Thinking about a problem without knowing the answer in advance is quite common. The fact that you don’t know the answer doesn’t mean that it’s a random walk. And the optimization pressure isn’t hidden—when I try to answer a question by thinking harder about it, there is a huge amount of optimization pressure to get to the right answer, it’s just that it doesn’t take the form of knowing which answer is correct and then backwards chaining from that to figure out what deliberative process would lead to the correct answer.
I think we have a strong intuitive disagreement here, that explains our varying judgements.
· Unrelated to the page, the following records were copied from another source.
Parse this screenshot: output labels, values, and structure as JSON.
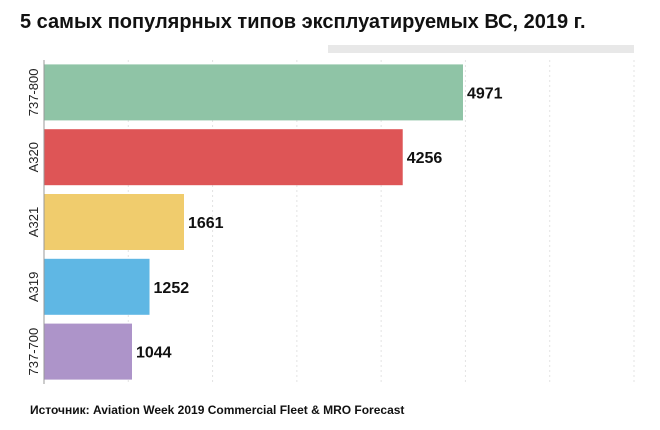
{
  "title": "5 самых популярных типов эксплуатируемых ВС, 2019 г.",
  "source": "Источник: Aviation Week 2019 Commercial Fleet & MRO Forecast",
  "chart_data": {
    "type": "bar",
    "orientation": "horizontal",
    "title": "5 самых популярных типов эксплуатируемых ВС, 2019 г.",
    "categories": [
      "737-800",
      "A320",
      "A321",
      "A319",
      "737-700"
    ],
    "values": [
      4971,
      4256,
      1661,
      1252,
      1044
    ],
    "colors": [
      "#8fc4a6",
      "#de5556",
      "#f0cc6d",
      "#5fb7e4",
      "#ad94c9"
    ],
    "xlim": [
      0,
      7000
    ],
    "grid": true,
    "legend": "none",
    "xlabel": "",
    "ylabel": ""
  }
}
I think we both agree on the facts that a) there is a sense of corrigibility for humans interacting with humans in typical situations, and b) there are thought experiments (eg a human given more time to reflect) that extend this beyond typical situations.
We possibly also agree on c) corrigibility is not uniquely defined.
I intuitively feel that there is not a well defined version of corrigibility that works for arbitrary agents interacting with arbitrary agents, or even for arbitrary agents interacting with humans (except for one example, see below).
One of the reasons for this is my experience in how intuitive human concepts are very hard to scale up—at least, without considering human preferences. See this comment for an example in the “low impact” setting.
So corrigibility feels like it’s in the same informal category as low impact. It also has a lot of possible contradictions in how its applied, depending on which corrigibility preferences and meta-preferences the AI choose to use. Contradictions are opportunities for the AI to choose an outcome, randomly or with some optimisation pressure.
But haven’t I argued that human preferences themselves are full of contradictions? Indeed; and resolving these contradictions is an important part of the challenge. But I’m much more optimistic about getting to a good place, for human preferences, when explicitly resolving the contradictions in human overall preferences—rather than when resolving the contradictions in human corrigibility preferences (and if “human corrigibility preferences” include enough general human preferences to make it safe—is this really corrigibility we’re talking about?).
To develop that point slightly, I see optimising for anything that doesn’t include safety or alignment as likely to sacrifice safety or alignment; so optimising for corrigibility will either sacrifice them, or the concepts of safety (and most of alignment) are already present in “corrigibility”.
I do know one version of corrigibility that makes sense, which explicitly looks at the outcome of what human preferences will be, and attempts to minimise the rigging of this process. That’s one of the reasons I keep coming back to the outcome.
I would prefer if you presented an example of a setup, maybe one that had some corrigibility-like features, rather than having a general setup and saying “corrigibility will solve the problems with this”.
I would consider it corrigible for the AI to tell Petrov about the problem. Not “I can’t answer you” but “the texts I have on hand are inconclusive and unhelpful with respect to helping you solve your problem.” This is, itself, informative.
If you’re an expert in radar, and I ask you if you think something is a glitch or not, and you say you “can’t answer”, that doesn’t tell me anything. I have no idea why you can’t answer. If you tell me “it’s inconclusive”, that’s informative. The information is that you can’t really distinguish between a glitch and a real signal in this case. If I’m conservatively minded, then I’ll increase my confidence that it’s a glitch.